Taking the concept a step further, imagine an ad that ‘talks’ to the viewer. Since the technology gives ads self-awareness, a donut shop could create an ad that says good morning to anyone that walks by, or a clothing store could create an ad that compliments (or mocks!) outfits in the crowd. The technology would also allow advertisers to incorporate a video that starts only when someone is looking, rather than playing over and over again on a constant loop.

In addition to enhancing the message, an outdoor ad that’s aware of when people are looking at it ushers in a whole new level of measurement, as view numbers no longer need to be rough estimations of foot traffic and awareness. Instead, each ad can be bought and sold based on accurate view numbers and actual engagement, giving advertisers proof that they’re getting what they’re paying for, and allowing media companies to price their high profile ad placements with the premium they deserve.
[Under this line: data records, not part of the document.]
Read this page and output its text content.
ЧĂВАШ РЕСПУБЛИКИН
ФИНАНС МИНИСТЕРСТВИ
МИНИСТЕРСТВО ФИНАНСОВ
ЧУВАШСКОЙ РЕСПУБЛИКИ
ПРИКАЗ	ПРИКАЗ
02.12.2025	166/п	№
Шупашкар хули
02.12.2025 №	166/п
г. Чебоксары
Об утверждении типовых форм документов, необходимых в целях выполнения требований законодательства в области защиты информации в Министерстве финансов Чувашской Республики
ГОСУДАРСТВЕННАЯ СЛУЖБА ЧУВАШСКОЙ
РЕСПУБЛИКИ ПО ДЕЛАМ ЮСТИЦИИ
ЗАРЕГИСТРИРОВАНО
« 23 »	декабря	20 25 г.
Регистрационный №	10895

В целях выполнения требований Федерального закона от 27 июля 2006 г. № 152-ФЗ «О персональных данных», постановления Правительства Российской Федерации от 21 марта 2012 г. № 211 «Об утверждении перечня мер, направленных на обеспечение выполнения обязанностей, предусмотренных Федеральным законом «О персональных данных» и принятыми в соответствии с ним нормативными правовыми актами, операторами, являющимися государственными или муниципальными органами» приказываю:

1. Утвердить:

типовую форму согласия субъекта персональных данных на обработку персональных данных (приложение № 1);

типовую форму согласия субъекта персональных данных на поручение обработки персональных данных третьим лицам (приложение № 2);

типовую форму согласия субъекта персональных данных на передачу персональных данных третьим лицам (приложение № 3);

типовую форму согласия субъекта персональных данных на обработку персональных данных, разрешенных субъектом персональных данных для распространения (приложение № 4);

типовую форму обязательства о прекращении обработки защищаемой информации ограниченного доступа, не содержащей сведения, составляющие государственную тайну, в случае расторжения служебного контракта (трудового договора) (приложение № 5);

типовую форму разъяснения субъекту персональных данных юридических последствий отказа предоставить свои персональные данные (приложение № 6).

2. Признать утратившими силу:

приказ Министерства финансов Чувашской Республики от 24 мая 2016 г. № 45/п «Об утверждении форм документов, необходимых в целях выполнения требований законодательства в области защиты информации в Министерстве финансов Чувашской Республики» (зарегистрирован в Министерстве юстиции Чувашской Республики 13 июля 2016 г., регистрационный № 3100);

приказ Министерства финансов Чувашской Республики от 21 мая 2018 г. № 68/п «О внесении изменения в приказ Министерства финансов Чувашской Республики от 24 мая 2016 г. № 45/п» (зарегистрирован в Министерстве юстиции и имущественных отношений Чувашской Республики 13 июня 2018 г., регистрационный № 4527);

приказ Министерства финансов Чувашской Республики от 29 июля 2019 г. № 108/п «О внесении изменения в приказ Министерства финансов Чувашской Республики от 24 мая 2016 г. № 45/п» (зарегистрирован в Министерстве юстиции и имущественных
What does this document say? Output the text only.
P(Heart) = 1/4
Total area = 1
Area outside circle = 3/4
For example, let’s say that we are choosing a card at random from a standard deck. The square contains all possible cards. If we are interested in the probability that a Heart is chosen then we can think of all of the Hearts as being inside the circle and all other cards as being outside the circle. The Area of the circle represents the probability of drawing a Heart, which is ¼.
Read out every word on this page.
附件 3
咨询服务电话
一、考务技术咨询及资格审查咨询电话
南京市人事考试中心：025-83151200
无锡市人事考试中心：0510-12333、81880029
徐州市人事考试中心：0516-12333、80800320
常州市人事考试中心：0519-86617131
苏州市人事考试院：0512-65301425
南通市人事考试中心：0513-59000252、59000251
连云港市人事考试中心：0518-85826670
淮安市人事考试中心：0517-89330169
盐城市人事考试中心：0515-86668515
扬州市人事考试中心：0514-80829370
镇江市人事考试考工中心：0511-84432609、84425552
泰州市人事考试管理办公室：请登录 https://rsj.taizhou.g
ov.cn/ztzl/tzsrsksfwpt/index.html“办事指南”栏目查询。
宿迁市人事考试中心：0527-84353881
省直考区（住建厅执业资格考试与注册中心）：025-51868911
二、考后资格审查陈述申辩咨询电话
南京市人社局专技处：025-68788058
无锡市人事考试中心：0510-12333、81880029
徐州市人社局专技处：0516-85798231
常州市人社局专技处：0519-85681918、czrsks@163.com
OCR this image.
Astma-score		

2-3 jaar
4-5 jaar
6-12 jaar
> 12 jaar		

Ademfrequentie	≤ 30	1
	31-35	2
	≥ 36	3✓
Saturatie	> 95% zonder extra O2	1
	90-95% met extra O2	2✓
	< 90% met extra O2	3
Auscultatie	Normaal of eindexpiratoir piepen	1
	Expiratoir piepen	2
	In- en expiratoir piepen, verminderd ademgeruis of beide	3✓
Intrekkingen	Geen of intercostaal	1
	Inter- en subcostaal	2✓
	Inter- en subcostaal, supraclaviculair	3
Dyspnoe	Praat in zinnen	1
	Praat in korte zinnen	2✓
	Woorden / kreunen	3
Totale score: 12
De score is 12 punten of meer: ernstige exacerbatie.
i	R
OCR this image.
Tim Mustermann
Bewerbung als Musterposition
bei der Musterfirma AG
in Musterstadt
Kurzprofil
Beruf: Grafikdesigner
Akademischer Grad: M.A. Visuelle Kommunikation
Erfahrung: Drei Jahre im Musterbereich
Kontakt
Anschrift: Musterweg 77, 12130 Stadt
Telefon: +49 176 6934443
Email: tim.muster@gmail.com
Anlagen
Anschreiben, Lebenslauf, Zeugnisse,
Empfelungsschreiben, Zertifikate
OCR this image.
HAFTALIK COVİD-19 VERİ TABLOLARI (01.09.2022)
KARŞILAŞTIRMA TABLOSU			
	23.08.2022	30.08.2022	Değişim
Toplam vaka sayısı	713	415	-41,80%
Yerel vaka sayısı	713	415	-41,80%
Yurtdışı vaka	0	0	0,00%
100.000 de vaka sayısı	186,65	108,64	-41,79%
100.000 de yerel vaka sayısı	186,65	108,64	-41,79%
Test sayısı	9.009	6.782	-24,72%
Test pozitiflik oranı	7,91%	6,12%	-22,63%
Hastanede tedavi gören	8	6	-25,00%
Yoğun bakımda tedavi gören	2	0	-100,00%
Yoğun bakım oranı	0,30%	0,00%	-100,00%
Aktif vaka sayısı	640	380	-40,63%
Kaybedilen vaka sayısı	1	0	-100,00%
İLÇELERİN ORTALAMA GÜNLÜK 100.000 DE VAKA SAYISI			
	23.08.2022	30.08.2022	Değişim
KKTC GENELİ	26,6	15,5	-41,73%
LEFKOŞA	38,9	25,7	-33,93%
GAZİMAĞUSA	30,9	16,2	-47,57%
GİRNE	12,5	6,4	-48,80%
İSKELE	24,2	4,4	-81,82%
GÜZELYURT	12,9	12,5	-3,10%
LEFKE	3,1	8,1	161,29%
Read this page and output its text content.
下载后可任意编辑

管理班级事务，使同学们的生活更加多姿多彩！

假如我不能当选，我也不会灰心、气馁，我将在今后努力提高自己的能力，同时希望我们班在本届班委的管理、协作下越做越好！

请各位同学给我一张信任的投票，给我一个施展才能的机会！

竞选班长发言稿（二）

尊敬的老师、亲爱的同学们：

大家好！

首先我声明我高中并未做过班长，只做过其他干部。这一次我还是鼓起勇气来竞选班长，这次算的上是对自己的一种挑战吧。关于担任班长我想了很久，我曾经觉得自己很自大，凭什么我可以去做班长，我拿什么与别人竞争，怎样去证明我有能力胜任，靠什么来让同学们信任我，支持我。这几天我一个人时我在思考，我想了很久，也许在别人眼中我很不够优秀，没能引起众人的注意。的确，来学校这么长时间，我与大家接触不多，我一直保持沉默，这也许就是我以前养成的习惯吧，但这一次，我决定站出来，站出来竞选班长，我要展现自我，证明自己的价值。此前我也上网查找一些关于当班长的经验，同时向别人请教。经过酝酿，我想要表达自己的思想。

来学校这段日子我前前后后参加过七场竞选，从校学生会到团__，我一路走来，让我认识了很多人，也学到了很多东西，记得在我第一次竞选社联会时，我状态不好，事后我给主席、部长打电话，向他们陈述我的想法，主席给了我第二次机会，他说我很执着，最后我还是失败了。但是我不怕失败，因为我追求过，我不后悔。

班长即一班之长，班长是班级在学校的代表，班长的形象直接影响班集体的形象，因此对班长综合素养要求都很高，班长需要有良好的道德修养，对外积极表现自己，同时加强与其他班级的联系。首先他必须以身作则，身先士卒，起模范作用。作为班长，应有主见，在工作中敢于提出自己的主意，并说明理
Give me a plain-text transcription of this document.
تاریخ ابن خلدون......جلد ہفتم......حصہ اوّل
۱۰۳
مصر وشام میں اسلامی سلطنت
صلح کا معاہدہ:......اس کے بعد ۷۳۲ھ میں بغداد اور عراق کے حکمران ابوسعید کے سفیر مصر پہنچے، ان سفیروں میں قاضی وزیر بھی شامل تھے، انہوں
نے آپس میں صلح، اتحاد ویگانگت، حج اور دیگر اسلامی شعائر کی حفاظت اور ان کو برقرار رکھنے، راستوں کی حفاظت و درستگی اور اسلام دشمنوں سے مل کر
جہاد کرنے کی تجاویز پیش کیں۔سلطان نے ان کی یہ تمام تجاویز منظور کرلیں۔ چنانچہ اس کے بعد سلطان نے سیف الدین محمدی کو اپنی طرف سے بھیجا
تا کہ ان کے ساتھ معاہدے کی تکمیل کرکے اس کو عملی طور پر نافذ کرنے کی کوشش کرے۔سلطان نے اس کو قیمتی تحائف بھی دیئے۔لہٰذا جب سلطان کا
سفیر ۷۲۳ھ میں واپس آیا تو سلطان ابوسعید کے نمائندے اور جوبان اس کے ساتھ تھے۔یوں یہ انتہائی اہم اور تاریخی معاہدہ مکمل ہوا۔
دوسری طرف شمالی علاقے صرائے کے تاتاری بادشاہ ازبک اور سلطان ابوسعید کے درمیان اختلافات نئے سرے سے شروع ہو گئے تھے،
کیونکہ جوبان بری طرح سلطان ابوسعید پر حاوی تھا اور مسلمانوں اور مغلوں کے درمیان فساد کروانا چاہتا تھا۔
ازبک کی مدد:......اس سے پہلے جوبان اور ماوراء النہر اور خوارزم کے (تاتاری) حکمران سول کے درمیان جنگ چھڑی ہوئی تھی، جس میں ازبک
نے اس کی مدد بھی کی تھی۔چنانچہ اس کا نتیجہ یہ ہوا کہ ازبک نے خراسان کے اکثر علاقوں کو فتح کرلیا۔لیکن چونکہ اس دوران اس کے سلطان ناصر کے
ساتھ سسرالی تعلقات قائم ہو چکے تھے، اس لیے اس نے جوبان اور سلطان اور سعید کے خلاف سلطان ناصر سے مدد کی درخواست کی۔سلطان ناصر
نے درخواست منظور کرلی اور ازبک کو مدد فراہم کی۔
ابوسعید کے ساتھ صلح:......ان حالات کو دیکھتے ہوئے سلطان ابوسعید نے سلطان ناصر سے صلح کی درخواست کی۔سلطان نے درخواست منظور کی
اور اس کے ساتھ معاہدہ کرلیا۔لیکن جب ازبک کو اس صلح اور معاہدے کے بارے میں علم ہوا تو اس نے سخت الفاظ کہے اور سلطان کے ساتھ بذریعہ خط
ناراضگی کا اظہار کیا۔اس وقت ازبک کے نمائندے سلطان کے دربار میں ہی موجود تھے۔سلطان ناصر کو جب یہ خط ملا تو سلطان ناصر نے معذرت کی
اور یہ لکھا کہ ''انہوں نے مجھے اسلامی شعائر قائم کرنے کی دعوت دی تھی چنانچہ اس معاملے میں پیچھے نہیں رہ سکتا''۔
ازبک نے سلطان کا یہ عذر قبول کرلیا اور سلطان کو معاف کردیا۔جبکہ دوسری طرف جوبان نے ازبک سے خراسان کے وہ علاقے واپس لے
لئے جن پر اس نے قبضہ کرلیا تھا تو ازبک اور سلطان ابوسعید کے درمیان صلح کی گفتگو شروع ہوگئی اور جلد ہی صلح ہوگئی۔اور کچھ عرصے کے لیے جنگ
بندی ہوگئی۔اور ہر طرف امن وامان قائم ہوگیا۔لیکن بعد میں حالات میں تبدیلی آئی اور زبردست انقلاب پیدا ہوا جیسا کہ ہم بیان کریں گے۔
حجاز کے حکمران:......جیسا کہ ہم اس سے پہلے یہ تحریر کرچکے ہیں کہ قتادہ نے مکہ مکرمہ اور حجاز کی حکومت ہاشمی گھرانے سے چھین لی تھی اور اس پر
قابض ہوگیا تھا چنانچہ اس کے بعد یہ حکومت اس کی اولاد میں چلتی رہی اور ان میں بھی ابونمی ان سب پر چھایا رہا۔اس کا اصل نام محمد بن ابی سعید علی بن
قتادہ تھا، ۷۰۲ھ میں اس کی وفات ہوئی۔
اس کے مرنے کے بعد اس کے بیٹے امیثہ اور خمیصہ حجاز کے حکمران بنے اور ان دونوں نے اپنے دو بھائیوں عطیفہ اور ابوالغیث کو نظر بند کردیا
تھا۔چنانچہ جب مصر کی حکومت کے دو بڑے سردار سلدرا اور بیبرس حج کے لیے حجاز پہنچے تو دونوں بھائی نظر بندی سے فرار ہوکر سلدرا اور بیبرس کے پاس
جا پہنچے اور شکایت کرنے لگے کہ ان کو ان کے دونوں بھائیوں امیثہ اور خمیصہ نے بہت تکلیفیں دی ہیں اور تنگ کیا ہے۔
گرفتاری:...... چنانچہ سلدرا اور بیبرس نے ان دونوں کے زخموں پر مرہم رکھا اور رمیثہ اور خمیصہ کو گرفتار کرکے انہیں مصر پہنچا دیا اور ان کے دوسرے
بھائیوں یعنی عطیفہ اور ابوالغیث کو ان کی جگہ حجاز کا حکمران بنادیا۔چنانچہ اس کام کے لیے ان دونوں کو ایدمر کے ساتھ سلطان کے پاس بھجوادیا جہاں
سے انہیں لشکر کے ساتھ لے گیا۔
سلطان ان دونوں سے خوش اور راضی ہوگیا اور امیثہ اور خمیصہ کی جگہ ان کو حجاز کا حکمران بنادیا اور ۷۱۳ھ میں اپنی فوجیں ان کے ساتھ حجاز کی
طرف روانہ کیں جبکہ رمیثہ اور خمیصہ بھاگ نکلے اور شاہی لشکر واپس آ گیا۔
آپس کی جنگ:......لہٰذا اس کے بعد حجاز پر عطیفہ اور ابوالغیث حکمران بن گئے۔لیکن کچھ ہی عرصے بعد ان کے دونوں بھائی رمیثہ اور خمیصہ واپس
Like any new ad format, eyeball-aware ads are in their creative infancy, and I would expect to see many more uses emerge as advertisers start to understand and explore the technology, but as an effective and engaging means of enhancing a message, this is definitely one format to keep an eye on.

The Good:

  • Uses eyeball-awareness to enhance the message and engage the viewer.
  • Allows for advanced measurement techniques that take into account actual engagement.

The Bad:

  • Expensive technology makes ads difficult to scale.

The Future:

  • Ads that are viewer-aware allow advertisers to create more interactive messages and engage the viewer in new and unique ways, while better matching cost to value.